The recent hailstorm and the damage it brought with it brought to mind similar storms I grew up with in the Nebraska Panhandle as a boy. They were a common occurrence, and farmers typically were happy to only lose one out of three crops to hail. But it had been years since I had been in a genuine “window buster.” So as I stood in our home and watched the roof of our garage take a beating, years slipped away and once more I watched baseball size ice balls fall to ground.

I visualized the wheat fields with barely the occasional stems still standing, and corn stalks stripped bare. Cottonwoods had only a few leaves left, and the ground was littered with the small limbs beaten from the trees. I remembered the time Highway Patrol Officers halted traffic between Sidney, where we lived, and Bridgeport because hail had made the road impassable.

But, Thermopolis is our home now, and this is not the common occurrence it seems to have been in my youth. The sound of nail guns putting new roofs in place attest to the damage done in my community by a storm that is uncommon in the area. Its severity was such that most of my fellow citizens, and myself, are scrambling to find the deductible dollars their homeowners coverage requires on their property.

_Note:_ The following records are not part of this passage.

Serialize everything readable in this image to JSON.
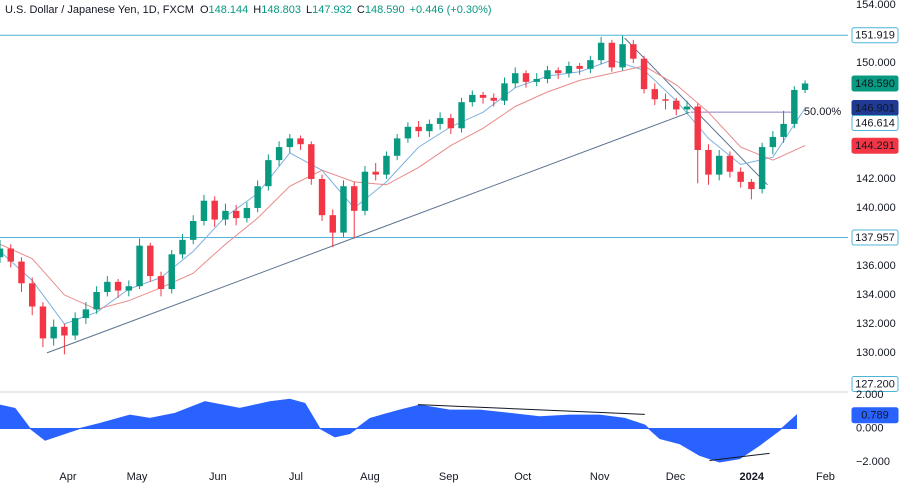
{
  "chart_data": [
    {
      "type": "candlestick",
      "title": "U.S. Dollar / Japanese Yen, 1D, FXCM",
      "quote": [
        {
          "key": "O",
          "value": "148.144"
        },
        {
          "key": "H",
          "value": "148.803"
        },
        {
          "key": "L",
          "value": "147.932"
        },
        {
          "key": "C",
          "value": "148.590"
        }
      ],
      "change": "+0.446 (+0.30%)",
      "up_color": "#089981",
      "down_color": "#f23645",
      "xlim": [
        0,
        237
      ],
      "ylim": [
        127.3,
        154.35
      ],
      "yticks": [
        {
          "value": 154,
          "label": "154.000"
        },
        {
          "value": 150,
          "label": "150.000"
        },
        {
          "value": 142,
          "label": "142.000"
        },
        {
          "value": 140,
          "label": "140.000"
        },
        {
          "value": 136,
          "label": "136.000"
        },
        {
          "value": 134,
          "label": "134.000"
        },
        {
          "value": 132,
          "label": "132.000"
        },
        {
          "value": 130,
          "label": "130.000"
        }
      ],
      "x": [
        0,
        3,
        6,
        9,
        12,
        15,
        18,
        21,
        24,
        27,
        30,
        33,
        36,
        39,
        42,
        45,
        48,
        51,
        54,
        57,
        60,
        63,
        66,
        69,
        72,
        75,
        78,
        81,
        84,
        87,
        90,
        93,
        96,
        99,
        102,
        105,
        108,
        111,
        114,
        117,
        120,
        123,
        126,
        129,
        132,
        135,
        138,
        141,
        144,
        147,
        150,
        153,
        156,
        159,
        162,
        165,
        168,
        171,
        174,
        177,
        180,
        183,
        186,
        189,
        192,
        195,
        198,
        201,
        204,
        207,
        210,
        213,
        216,
        219,
        222,
        225
      ],
      "ohlc": [
        [
          136.6,
          137.8,
          136.2,
          137.2
        ],
        [
          137.2,
          137.5,
          135.9,
          136.3
        ],
        [
          136.3,
          136.6,
          134.2,
          134.8
        ],
        [
          134.8,
          135.2,
          132.6,
          133.2
        ],
        [
          133.2,
          133.5,
          130.4,
          131.0
        ],
        [
          131.0,
          132.3,
          130.5,
          131.8
        ],
        [
          131.8,
          132.0,
          129.9,
          131.2
        ],
        [
          131.2,
          132.8,
          130.9,
          132.4
        ],
        [
          132.4,
          133.5,
          132.0,
          133.0
        ],
        [
          133.0,
          134.6,
          132.7,
          134.2
        ],
        [
          134.2,
          135.3,
          133.9,
          134.9
        ],
        [
          134.9,
          135.1,
          133.8,
          134.3
        ],
        [
          134.3,
          135.0,
          133.9,
          134.6
        ],
        [
          134.6,
          137.9,
          134.4,
          137.4
        ],
        [
          137.4,
          137.6,
          134.9,
          135.3
        ],
        [
          135.3,
          135.6,
          133.9,
          134.4
        ],
        [
          134.4,
          137.1,
          134.1,
          136.8
        ],
        [
          136.8,
          138.2,
          136.5,
          137.8
        ],
        [
          137.8,
          139.5,
          137.5,
          139.1
        ],
        [
          139.1,
          140.9,
          138.8,
          140.5
        ],
        [
          140.5,
          140.8,
          138.7,
          139.2
        ],
        [
          139.2,
          140.3,
          138.8,
          139.8
        ],
        [
          139.8,
          140.2,
          138.8,
          139.3
        ],
        [
          139.3,
          140.4,
          139.0,
          140.0
        ],
        [
          140.0,
          141.9,
          139.7,
          141.5
        ],
        [
          141.5,
          143.7,
          141.2,
          143.3
        ],
        [
          143.3,
          144.6,
          142.9,
          144.2
        ],
        [
          144.2,
          145.1,
          143.8,
          144.8
        ],
        [
          144.8,
          145.0,
          144.0,
          144.4
        ],
        [
          144.4,
          144.6,
          141.6,
          142.0
        ],
        [
          142.0,
          142.3,
          139.1,
          139.5
        ],
        [
          139.5,
          139.9,
          137.3,
          138.3
        ],
        [
          138.3,
          141.9,
          138.0,
          141.5
        ],
        [
          141.5,
          141.8,
          137.9,
          139.8
        ],
        [
          139.8,
          142.9,
          139.5,
          142.5
        ],
        [
          142.5,
          143.1,
          141.9,
          142.3
        ],
        [
          142.3,
          143.9,
          142.0,
          143.6
        ],
        [
          143.6,
          145.1,
          143.3,
          144.8
        ],
        [
          144.8,
          145.9,
          144.5,
          145.6
        ],
        [
          145.6,
          146.0,
          144.9,
          145.3
        ],
        [
          145.3,
          146.1,
          144.9,
          145.8
        ],
        [
          145.8,
          146.6,
          145.4,
          146.2
        ],
        [
          146.2,
          146.5,
          145.1,
          145.5
        ],
        [
          145.5,
          147.6,
          145.2,
          147.3
        ],
        [
          147.3,
          148.1,
          147.0,
          147.8
        ],
        [
          147.8,
          148.0,
          147.2,
          147.6
        ],
        [
          147.6,
          147.9,
          147.0,
          147.4
        ],
        [
          147.4,
          149.0,
          147.1,
          148.6
        ],
        [
          148.6,
          149.7,
          148.3,
          149.3
        ],
        [
          149.3,
          149.5,
          148.3,
          148.7
        ],
        [
          148.7,
          149.3,
          148.4,
          148.9
        ],
        [
          148.9,
          149.8,
          148.6,
          149.5
        ],
        [
          149.5,
          149.7,
          148.9,
          149.3
        ],
        [
          149.3,
          150.1,
          149.0,
          149.8
        ],
        [
          149.8,
          150.0,
          149.2,
          149.6
        ],
        [
          149.6,
          150.5,
          149.3,
          150.2
        ],
        [
          150.2,
          151.8,
          149.9,
          151.4
        ],
        [
          151.4,
          151.6,
          149.4,
          149.7
        ],
        [
          149.7,
          151.9,
          149.5,
          151.3
        ],
        [
          151.3,
          151.6,
          150.0,
          150.3
        ],
        [
          150.3,
          150.5,
          147.9,
          148.2
        ],
        [
          148.2,
          148.6,
          147.1,
          147.5
        ],
        [
          147.5,
          147.9,
          146.8,
          147.4
        ],
        [
          147.4,
          147.6,
          146.4,
          146.8
        ],
        [
          146.8,
          147.4,
          146.5,
          147.0
        ],
        [
          147.0,
          147.2,
          141.7,
          144.0
        ],
        [
          144.0,
          144.4,
          141.6,
          142.3
        ],
        [
          142.3,
          144.0,
          141.9,
          143.6
        ],
        [
          143.6,
          143.9,
          142.1,
          142.5
        ],
        [
          142.5,
          142.8,
          141.4,
          141.8
        ],
        [
          141.8,
          142.0,
          140.6,
          141.3
        ],
        [
          141.3,
          144.5,
          141.0,
          144.2
        ],
        [
          144.2,
          145.3,
          143.7,
          144.9
        ],
        [
          144.9,
          146.7,
          144.5,
          145.8
        ],
        [
          145.8,
          148.4,
          145.5,
          148.144
        ],
        [
          148.144,
          148.803,
          147.932,
          148.59
        ]
      ],
      "lines": [
        {
          "color": "#7fb2e0",
          "x": [
            0,
            9,
            18,
            27,
            36,
            45,
            54,
            63,
            72,
            81,
            90,
            99,
            108,
            117,
            126,
            135,
            144,
            153,
            162,
            171,
            180,
            189,
            198,
            207,
            216,
            225
          ],
          "values": [
            137.0,
            135.0,
            132.0,
            132.8,
            134.4,
            135.2,
            137.0,
            139.4,
            141.0,
            143.8,
            142.6,
            140.0,
            141.8,
            144.2,
            145.6,
            146.6,
            148.3,
            149.1,
            149.4,
            150.2,
            149.5,
            147.4,
            144.8,
            143.0,
            143.5,
            146.9
          ]
        },
        {
          "color": "#e88a8a",
          "x": [
            0,
            9,
            18,
            27,
            36,
            45,
            54,
            63,
            72,
            81,
            90,
            99,
            108,
            117,
            126,
            135,
            144,
            153,
            162,
            171,
            180,
            189,
            198,
            207,
            216,
            225
          ],
          "values": [
            137.5,
            136.5,
            134.0,
            133.0,
            133.6,
            134.5,
            135.5,
            137.5,
            139.3,
            141.5,
            142.6,
            141.8,
            141.6,
            142.8,
            144.3,
            145.5,
            147.0,
            148.0,
            148.8,
            149.3,
            149.8,
            148.5,
            146.6,
            144.2,
            143.3,
            144.3
          ]
        }
      ],
      "levels": [
        {
          "value": 151.919,
          "label": "151.919",
          "color": "#4db6d8"
        },
        {
          "value": 137.957,
          "label": "137.957",
          "color": "#4db6d8"
        }
      ],
      "trendlines": [
        {
          "color": "#5b7391",
          "x": [
            13.1,
            192.7
          ],
          "values": [
            130.0,
            146.6
          ]
        },
        {
          "color": "#5b7391",
          "x": [
            174.6,
            214.5
          ],
          "values": [
            151.72,
            141.6
          ]
        }
      ],
      "fib": {
        "x": [
          193,
          223
        ],
        "value": 146.614,
        "label": "50.00%",
        "price_label": "146.614",
        "color": "#8e7cc3"
      },
      "price_tags": [
        {
          "value": 148.59,
          "label": "148.590",
          "color": "#089981"
        },
        {
          "value": 146.901,
          "label": "146.901",
          "color": "#1f3a93"
        },
        {
          "value": 144.291,
          "label": "144.291",
          "color": "#f23645"
        },
        {
          "value": 127.2,
          "label": "127.200",
          "color": null
        }
      ]
    },
    {
      "type": "area",
      "color": "#2962ff",
      "xlim": [
        0,
        237
      ],
      "ylim": [
        -2.48,
        2.18
      ],
      "yticks": [
        {
          "value": 2,
          "label": "2.000"
        },
        {
          "value": 0,
          "label": "0.000"
        },
        {
          "value": -2,
          "label": "−2.000"
        }
      ],
      "xticks": [
        {
          "value": 19,
          "label": "Apr"
        },
        {
          "value": 38.3,
          "label": "May"
        },
        {
          "value": 60.9,
          "label": "Jun"
        },
        {
          "value": 82.7,
          "label": "Jul"
        },
        {
          "value": 103.4,
          "label": "Aug"
        },
        {
          "value": 125.4,
          "label": "Sep"
        },
        {
          "value": 146.1,
          "label": "Oct"
        },
        {
          "value": 167.6,
          "label": "Nov"
        },
        {
          "value": 188.8,
          "label": "Dec"
        },
        {
          "value": 210.1,
          "label": "2024",
          "bold": true
        },
        {
          "value": 230.7,
          "label": "Feb"
        }
      ],
      "x": [
        0,
        4.2,
        8.4,
        12.6,
        16.8,
        22.3,
        27.9,
        36.3,
        41.9,
        48.9,
        57.3,
        67,
        75.4,
        81,
        85.2,
        89.4,
        93.6,
        97.8,
        103.4,
        111.7,
        117.3,
        125.7,
        134.1,
        142.5,
        150.8,
        159.2,
        167.6,
        174.6,
        180.2,
        184.4,
        189.9,
        195.5,
        201.1,
        206.7,
        212.3,
        217.9,
        222.6
      ],
      "values": [
        1.4,
        1.2,
        0.0,
        -0.7,
        -0.4,
        0,
        0.3,
        0.8,
        0.6,
        0.9,
        1.6,
        1.2,
        1.6,
        1.75,
        1.5,
        0.0,
        -0.5,
        -0.3,
        0.6,
        1.1,
        1.4,
        1.1,
        1.1,
        0.9,
        0.7,
        0.8,
        0.8,
        0.6,
        0.2,
        -0.6,
        -0.9,
        -1.6,
        -2.0,
        -1.8,
        -1.0,
        -0.1,
        0.789
      ],
      "tag": {
        "value": 0.789,
        "label": "0.789"
      },
      "trendlines": [
        {
          "color": "#131722",
          "x": [
            116.8,
            180.2
          ],
          "values": [
            1.43,
            0.84
          ]
        },
        {
          "color": "#131722",
          "x": [
            198.3,
            215.1
          ],
          "values": [
            -1.91,
            -1.49
          ]
        }
      ]
    }
  ]
}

We will survive this, and we will continue to appreciate our community and one another and the beauty and goodness of each. Dad told me once before I left home how a vicious hailstorm had devastated his Kansas community causing the loss of crops and the death of a neighbor caught in the field with no cover. He remembered how the people had come together to help each other repair the damage where possible, and share the cost of starting over again where necessary.

Thanks be that we’re not in that condition here and now, but the community and some of its members could sure use that same spirit, don’t you think?